Para a professora, a posição de joelhos também indica submissão.
Os veteranos envolvidos nos trotes fazem parte do time de rúgbi da São Francisco. Eles foram procurados e não responderam à reportagem. O espaço continua aberto.
O perfil no Instagram do grupo, chamado Rugby XI Direito USP, afirmou que reprova “o comportamento exposto”. “O rugby é somente um time. As ações equivocadas desses indivíduos, desde que fora do âmbito esportivo, não competem ao time”.
‘Ele está consentindo porque quer pertencer’, afirma educadora
A educadora e especialista em estresse traumático Carolina Campos também considera uma violência o trote praticado na São Francisco. E chama a atenção para o fato de que, mesmo que pareça haver consentimento dos calouros para receber a bebida, os problemas ainda existem.
“Ele está consentindo porque quer pertencer.
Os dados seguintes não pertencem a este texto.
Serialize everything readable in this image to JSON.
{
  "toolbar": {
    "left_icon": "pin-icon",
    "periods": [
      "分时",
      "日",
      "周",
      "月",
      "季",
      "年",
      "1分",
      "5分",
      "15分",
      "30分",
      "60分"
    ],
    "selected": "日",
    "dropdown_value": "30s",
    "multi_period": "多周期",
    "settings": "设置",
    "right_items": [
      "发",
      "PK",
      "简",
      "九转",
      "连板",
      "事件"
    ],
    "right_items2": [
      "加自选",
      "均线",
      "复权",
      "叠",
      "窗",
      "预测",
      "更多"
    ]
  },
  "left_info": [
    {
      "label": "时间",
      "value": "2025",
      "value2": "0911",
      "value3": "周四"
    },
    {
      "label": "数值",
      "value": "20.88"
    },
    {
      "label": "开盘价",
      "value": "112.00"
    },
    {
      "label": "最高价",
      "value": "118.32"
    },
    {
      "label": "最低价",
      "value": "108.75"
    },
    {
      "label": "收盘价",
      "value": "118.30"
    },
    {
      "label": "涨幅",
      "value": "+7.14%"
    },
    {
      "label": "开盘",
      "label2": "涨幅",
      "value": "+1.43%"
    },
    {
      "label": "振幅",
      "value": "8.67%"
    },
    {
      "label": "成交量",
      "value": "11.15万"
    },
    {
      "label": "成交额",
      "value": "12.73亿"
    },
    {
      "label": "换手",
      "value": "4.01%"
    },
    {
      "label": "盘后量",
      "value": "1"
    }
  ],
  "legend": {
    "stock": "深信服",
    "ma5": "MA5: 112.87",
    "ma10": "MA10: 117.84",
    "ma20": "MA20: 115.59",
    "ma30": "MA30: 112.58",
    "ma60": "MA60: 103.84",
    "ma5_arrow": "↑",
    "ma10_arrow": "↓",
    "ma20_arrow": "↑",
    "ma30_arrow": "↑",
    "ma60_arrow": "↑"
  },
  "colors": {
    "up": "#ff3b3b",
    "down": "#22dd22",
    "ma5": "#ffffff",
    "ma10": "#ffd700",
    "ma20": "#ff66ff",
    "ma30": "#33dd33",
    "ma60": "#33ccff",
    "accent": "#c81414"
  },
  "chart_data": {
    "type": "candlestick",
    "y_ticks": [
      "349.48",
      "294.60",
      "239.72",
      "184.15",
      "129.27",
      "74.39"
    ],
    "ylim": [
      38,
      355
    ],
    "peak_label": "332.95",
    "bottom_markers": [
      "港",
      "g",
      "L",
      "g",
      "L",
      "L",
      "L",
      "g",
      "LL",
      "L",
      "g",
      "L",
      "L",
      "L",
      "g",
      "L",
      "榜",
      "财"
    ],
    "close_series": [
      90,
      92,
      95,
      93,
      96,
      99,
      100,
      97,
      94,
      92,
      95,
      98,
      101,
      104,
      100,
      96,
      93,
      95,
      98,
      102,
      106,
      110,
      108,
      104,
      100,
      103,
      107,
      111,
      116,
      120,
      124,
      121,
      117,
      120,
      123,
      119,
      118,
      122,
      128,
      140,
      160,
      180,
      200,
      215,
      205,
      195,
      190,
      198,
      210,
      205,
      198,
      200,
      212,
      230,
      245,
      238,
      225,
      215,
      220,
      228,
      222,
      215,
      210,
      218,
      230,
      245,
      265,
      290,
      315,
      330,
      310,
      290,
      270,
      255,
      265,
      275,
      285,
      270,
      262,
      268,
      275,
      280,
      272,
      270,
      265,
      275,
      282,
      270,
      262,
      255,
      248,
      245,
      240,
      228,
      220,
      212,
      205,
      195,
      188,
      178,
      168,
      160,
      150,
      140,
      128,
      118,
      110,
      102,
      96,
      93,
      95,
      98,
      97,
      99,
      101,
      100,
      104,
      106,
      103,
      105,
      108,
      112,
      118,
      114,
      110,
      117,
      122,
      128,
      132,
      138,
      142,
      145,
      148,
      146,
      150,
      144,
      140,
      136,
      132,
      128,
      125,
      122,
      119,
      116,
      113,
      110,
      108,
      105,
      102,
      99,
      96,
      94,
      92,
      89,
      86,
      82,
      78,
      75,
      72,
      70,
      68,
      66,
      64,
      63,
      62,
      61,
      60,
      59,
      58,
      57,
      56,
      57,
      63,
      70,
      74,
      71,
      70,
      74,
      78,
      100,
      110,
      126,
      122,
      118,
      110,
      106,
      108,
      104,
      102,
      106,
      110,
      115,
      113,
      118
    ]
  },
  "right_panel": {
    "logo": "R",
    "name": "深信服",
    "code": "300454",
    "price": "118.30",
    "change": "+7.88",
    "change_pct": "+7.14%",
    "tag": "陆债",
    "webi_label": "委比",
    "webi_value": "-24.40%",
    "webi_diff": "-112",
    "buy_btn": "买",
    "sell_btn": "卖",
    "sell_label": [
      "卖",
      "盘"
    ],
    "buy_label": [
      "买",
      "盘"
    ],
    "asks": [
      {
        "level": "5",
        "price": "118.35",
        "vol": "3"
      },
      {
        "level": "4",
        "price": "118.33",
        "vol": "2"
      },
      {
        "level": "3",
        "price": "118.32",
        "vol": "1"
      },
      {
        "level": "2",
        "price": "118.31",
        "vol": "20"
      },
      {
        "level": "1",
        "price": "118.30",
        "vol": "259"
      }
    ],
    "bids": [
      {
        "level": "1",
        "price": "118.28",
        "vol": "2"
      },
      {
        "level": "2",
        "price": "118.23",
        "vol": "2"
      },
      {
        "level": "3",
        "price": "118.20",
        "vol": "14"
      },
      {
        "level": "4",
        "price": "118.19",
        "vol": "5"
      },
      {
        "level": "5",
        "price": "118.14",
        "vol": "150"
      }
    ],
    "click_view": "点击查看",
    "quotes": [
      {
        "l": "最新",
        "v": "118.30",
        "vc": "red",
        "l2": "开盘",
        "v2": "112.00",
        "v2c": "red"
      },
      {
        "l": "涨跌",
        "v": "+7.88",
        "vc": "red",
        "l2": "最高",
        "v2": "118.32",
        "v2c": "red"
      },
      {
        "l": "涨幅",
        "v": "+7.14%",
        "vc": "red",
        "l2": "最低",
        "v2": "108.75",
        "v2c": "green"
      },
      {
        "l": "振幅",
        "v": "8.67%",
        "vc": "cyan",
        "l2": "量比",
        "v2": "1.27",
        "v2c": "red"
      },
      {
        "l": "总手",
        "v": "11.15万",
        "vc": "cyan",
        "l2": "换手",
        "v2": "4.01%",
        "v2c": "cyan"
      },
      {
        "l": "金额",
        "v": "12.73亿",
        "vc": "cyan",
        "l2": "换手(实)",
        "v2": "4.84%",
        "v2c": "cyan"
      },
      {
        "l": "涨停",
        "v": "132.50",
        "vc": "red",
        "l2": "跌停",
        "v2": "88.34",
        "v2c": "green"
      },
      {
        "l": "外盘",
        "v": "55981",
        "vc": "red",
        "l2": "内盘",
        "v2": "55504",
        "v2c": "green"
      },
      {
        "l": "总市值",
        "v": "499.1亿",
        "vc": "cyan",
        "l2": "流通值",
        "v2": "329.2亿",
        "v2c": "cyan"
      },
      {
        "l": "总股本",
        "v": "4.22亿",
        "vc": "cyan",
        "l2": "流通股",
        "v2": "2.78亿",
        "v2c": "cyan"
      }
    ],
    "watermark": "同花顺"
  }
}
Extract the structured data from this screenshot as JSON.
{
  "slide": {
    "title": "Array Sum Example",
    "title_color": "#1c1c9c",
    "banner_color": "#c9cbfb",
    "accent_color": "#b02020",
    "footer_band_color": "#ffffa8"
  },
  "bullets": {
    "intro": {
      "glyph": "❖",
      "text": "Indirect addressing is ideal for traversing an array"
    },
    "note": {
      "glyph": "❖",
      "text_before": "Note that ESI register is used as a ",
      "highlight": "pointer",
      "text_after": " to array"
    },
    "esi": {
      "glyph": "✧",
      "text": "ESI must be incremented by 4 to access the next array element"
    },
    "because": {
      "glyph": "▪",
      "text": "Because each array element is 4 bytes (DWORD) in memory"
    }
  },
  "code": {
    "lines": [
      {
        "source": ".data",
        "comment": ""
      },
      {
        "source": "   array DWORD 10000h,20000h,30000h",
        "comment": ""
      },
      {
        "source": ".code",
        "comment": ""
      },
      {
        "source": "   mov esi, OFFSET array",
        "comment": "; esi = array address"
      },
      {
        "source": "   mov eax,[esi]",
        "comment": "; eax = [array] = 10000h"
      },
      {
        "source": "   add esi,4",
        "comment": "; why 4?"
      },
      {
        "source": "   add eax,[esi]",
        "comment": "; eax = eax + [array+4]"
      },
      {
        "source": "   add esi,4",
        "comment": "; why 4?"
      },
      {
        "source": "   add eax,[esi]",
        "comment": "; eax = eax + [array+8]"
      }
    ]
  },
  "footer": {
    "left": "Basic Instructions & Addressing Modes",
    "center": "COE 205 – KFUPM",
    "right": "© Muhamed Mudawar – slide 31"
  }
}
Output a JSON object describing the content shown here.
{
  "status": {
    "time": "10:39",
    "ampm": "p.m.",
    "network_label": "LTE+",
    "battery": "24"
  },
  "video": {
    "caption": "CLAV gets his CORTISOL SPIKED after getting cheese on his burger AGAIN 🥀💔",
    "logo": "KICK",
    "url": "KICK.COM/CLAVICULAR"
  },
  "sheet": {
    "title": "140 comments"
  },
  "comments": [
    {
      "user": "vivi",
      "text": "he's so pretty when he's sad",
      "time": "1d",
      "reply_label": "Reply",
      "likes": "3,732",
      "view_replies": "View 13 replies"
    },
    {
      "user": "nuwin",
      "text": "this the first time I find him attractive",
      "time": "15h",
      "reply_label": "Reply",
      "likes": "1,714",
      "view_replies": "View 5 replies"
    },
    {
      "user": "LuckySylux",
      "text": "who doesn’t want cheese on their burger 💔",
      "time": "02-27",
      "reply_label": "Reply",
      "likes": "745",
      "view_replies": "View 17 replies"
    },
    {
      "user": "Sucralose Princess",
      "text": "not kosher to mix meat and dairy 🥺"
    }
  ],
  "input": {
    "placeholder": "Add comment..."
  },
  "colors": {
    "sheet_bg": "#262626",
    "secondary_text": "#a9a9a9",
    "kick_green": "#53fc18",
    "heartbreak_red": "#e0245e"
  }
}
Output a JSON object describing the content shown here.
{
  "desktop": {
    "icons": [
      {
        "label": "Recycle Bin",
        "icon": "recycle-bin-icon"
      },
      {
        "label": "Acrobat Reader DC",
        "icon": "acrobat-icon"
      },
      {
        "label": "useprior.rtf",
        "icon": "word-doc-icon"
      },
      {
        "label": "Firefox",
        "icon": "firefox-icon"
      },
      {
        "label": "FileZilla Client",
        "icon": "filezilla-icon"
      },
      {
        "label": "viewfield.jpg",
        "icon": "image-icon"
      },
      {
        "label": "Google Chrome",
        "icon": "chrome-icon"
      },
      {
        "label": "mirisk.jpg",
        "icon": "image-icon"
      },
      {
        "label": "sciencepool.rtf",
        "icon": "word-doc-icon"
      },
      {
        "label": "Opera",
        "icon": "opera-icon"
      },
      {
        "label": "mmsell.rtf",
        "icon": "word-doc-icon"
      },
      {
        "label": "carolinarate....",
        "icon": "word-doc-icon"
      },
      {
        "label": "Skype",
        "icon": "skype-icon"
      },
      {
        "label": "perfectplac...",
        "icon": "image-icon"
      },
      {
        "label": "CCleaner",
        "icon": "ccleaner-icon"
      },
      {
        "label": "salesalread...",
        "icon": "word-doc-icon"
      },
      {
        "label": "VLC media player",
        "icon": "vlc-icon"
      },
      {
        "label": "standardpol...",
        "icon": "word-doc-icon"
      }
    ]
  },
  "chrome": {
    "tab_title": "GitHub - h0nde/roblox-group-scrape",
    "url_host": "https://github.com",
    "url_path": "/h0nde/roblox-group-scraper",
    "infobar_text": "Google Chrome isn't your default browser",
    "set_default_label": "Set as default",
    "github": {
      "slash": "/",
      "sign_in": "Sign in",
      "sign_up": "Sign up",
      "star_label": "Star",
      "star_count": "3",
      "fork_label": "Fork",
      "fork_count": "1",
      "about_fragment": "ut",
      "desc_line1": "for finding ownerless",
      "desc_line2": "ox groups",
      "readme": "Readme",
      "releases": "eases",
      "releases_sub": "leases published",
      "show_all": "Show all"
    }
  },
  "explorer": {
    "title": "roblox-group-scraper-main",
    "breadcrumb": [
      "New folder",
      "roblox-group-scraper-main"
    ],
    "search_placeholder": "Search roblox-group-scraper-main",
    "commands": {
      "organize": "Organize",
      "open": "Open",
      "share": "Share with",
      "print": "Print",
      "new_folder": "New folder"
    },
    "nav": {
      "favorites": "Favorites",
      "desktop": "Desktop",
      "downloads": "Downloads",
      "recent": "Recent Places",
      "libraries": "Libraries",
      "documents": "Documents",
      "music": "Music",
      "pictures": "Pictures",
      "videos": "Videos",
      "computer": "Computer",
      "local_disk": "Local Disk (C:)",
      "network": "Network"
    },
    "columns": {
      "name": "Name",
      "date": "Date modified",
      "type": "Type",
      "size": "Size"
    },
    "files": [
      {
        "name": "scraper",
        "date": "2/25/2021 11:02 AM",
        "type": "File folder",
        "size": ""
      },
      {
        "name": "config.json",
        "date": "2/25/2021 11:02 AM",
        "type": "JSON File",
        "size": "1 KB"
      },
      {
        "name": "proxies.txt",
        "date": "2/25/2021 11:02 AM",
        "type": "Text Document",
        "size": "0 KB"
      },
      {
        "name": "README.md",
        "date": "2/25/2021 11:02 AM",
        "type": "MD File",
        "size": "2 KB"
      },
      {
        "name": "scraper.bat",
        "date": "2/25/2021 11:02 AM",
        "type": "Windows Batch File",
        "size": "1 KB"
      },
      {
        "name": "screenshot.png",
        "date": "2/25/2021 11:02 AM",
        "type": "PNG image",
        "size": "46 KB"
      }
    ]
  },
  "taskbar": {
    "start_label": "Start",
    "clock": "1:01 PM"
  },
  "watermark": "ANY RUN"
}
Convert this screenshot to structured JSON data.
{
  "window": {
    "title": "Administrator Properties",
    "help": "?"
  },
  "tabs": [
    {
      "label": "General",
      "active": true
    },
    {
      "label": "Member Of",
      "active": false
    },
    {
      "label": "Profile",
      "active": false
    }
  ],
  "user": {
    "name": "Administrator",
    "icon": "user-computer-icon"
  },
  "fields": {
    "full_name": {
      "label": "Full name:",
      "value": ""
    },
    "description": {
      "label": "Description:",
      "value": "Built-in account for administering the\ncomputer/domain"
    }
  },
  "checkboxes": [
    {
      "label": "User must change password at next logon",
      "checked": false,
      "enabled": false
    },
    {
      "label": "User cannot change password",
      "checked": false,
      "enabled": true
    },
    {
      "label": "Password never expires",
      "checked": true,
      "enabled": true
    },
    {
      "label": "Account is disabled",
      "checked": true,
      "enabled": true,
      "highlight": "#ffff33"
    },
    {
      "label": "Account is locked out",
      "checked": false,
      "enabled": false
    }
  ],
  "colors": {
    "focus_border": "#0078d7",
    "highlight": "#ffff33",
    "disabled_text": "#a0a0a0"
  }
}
Se ele não consente, ele passa a sofrer bullying a partir daquele momento. Eu não tenho segurança social naquele ambiente se não pertenço”, afirma.
Carolina explica ainda que jovens não têm o seu desenvolvimento cerebral completo até os 24 anos; há pesquisas que indicam que essa maturação vai até os 30 anos. “Ele pode ter a maioridade na vida civil, ter 18 anos, mas ainda estamos falando de uma pessoa em formação, ela não tem um cérebro maduro e pronto para as convivências.”
Para ela, a cultura do trote com algum constrangimento se perpetua e é muitas vezes aceita porque a sociedade “banaliza a violência” e vai passando de geração em geração, que quer fazer o mesmo que recebeu.
A educadora acredita que é preciso olhar com mais atenção para a transição do ensino médio para a faculdade. “A sociedade trata esse jovem como se ele já estivesse pronto, como se já fosse um adulto, mas ainda está em formação.”